Geleceğe dönük uyarılar
WWA raporu, küresel fosil yakıt kullanımından yenilenebilir enerjiye geçiş hızının artırılmaması durumunda Türkiye, Yunanistan ve Kıbrıs adasının daha şiddetli ve kontrolü zor orman yangınları riskiyle karşı karşıya kalacağını uyarıyor. Raporda ayrıca, mevcut politikalarla bu yüzyıl içinde küresel sıcaklık artışının 2,6 santigrat dereceye ulaşmasının beklendiği; bunun gerçekleşmesi halinde yangınların yüzde 18 daha şiddetli olacağı ve orman yangını çıkma olasılığının yaklaşık 6 kat artacağı öngörülüyor.
Rapor, yangın başladıktan sonra kontrol etmenin de yüzde 25 daha zorlaşacağını belirtiyor.

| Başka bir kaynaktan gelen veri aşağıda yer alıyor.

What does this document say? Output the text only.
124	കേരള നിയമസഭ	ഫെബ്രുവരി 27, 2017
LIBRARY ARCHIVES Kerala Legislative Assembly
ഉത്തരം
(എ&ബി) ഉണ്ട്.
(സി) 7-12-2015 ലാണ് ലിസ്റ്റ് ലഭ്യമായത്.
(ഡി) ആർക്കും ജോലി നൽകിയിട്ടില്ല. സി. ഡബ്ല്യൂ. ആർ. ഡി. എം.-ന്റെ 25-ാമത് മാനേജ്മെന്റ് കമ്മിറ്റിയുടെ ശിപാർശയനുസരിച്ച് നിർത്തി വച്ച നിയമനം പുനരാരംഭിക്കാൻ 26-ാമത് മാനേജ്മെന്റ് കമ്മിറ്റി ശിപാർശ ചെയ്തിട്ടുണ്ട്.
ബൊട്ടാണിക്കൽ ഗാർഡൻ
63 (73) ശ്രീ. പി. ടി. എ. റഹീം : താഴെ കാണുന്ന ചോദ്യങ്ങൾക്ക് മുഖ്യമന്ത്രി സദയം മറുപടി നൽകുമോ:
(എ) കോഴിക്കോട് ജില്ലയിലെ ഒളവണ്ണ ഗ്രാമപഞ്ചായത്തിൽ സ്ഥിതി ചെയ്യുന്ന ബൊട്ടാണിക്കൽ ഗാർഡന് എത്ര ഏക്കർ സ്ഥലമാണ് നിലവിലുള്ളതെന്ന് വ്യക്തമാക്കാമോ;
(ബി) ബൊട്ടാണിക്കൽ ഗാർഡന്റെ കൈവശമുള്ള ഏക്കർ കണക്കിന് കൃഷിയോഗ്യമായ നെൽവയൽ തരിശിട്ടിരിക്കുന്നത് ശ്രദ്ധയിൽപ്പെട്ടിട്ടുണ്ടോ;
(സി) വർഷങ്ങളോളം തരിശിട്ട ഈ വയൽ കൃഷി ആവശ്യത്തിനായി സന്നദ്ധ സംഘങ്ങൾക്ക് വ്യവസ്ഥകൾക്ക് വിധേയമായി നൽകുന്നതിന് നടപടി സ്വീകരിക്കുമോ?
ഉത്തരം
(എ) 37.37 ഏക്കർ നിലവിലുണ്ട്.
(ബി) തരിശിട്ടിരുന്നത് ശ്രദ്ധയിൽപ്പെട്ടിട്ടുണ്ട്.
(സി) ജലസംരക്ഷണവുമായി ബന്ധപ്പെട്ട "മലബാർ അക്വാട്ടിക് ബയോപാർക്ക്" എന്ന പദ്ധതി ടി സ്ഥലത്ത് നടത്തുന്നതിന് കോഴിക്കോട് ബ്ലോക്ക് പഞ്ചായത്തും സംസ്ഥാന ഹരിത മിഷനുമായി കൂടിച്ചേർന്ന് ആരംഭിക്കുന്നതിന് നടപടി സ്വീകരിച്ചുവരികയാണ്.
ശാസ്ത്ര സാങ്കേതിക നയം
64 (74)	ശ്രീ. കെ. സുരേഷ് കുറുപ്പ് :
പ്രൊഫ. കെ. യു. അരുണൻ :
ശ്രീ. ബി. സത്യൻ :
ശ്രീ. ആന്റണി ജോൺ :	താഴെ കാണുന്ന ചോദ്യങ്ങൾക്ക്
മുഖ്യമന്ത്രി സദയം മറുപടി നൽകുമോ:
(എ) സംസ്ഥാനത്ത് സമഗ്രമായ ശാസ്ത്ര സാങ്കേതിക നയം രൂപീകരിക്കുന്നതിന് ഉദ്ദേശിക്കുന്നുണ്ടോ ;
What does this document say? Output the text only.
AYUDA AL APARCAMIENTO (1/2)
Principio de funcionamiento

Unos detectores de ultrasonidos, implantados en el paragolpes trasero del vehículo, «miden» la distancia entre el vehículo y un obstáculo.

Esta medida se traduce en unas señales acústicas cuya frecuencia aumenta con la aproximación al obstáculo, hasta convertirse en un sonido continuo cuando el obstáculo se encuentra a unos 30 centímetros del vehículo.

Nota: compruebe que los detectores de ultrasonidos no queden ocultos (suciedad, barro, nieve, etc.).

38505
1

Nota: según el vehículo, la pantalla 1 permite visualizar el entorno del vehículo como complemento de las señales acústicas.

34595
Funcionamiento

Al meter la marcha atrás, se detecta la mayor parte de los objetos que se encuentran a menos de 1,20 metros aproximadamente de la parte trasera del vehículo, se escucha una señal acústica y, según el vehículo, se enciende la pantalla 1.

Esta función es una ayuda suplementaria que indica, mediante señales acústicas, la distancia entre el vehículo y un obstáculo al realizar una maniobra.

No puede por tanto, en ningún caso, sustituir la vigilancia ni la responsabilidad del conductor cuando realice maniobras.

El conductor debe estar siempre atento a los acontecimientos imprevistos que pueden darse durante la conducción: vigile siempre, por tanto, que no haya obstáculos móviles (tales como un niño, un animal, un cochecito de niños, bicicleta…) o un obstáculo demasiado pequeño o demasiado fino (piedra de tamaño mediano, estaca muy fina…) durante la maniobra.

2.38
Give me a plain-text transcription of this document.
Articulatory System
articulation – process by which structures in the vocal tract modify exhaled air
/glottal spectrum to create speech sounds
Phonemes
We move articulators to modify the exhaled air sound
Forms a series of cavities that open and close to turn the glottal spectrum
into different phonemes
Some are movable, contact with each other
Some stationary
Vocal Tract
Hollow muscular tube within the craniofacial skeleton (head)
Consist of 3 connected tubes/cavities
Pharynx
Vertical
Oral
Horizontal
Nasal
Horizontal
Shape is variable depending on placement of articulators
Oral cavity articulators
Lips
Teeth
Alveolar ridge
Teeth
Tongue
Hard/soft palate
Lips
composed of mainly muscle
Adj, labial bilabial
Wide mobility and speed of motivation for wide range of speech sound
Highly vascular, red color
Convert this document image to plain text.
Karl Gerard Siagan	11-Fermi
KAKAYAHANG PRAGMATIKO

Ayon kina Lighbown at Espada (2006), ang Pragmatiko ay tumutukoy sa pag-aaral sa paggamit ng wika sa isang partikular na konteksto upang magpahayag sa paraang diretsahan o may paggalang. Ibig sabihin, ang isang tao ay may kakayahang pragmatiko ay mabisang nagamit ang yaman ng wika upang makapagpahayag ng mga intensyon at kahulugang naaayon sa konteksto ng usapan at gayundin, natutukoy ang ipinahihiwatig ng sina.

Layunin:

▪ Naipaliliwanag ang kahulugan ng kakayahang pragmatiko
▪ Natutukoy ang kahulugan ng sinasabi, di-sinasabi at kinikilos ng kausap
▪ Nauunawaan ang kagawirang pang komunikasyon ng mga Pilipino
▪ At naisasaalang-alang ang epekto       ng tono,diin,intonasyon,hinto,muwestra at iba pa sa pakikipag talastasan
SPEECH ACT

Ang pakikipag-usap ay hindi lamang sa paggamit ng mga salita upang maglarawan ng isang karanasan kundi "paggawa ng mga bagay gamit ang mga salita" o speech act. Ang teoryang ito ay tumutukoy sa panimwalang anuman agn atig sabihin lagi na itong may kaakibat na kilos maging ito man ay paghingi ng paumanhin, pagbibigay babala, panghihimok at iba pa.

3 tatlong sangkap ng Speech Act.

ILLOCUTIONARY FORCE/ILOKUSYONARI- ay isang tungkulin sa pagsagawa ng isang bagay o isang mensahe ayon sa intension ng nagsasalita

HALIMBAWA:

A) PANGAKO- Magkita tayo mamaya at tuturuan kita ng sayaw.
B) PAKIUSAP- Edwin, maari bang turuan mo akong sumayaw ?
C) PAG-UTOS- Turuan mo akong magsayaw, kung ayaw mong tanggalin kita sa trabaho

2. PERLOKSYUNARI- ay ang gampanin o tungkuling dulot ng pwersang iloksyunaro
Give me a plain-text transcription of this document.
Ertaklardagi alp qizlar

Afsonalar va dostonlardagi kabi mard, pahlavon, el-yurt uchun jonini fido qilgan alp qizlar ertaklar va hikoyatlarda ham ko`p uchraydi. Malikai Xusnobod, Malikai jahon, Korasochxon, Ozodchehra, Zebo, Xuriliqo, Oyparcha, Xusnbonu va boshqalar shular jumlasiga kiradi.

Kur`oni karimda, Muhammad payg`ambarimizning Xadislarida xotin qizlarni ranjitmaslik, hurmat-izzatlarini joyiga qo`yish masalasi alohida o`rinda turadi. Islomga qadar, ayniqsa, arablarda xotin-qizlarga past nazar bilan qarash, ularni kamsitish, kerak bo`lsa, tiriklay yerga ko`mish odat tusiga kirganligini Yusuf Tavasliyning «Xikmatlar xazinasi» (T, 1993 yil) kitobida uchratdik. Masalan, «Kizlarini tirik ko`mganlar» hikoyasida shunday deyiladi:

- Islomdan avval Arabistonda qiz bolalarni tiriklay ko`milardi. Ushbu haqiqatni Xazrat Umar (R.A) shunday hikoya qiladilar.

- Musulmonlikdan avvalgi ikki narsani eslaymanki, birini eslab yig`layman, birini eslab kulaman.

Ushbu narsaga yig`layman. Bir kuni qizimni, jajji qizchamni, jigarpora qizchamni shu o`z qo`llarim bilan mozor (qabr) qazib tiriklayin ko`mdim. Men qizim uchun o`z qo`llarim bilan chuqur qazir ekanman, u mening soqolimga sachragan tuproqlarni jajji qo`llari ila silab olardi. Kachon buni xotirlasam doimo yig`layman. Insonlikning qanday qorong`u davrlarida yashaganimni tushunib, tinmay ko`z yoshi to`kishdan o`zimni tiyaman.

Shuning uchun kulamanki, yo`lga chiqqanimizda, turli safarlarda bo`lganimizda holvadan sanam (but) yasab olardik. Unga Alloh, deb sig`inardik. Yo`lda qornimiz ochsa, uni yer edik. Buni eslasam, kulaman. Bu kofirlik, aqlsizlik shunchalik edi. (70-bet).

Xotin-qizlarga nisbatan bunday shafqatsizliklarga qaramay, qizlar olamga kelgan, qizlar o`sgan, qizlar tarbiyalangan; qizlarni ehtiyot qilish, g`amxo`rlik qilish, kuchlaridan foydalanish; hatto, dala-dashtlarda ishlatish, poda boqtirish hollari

Önleyici adımlar gerektiği vurgusu
Serengil, orman yangınlarıyla mücadelede sadece söndürme çalışmalarının yeterli olamayacağını; önleyici tedbirlerin güçlendirilmesi ve yangının çıkmadan önlenmesine yönelik adımların öncelikli olması gerektiğini söyledi. Türkiye'nin orman yapısının parçalı ve kırılgan olduğunu, bu nedenle yangınların çok geniş alanlara yayılmasının her zaman kolay olmadığını ama kuzeye doğru genişleme riskinin gelecekte artacağını belirtti. Özellikle Artvin ve çevresi için önümüzdeki 5-10 yıl içinde yangınlarla daha fazla karşılaşma olasılığına dikkat çekti.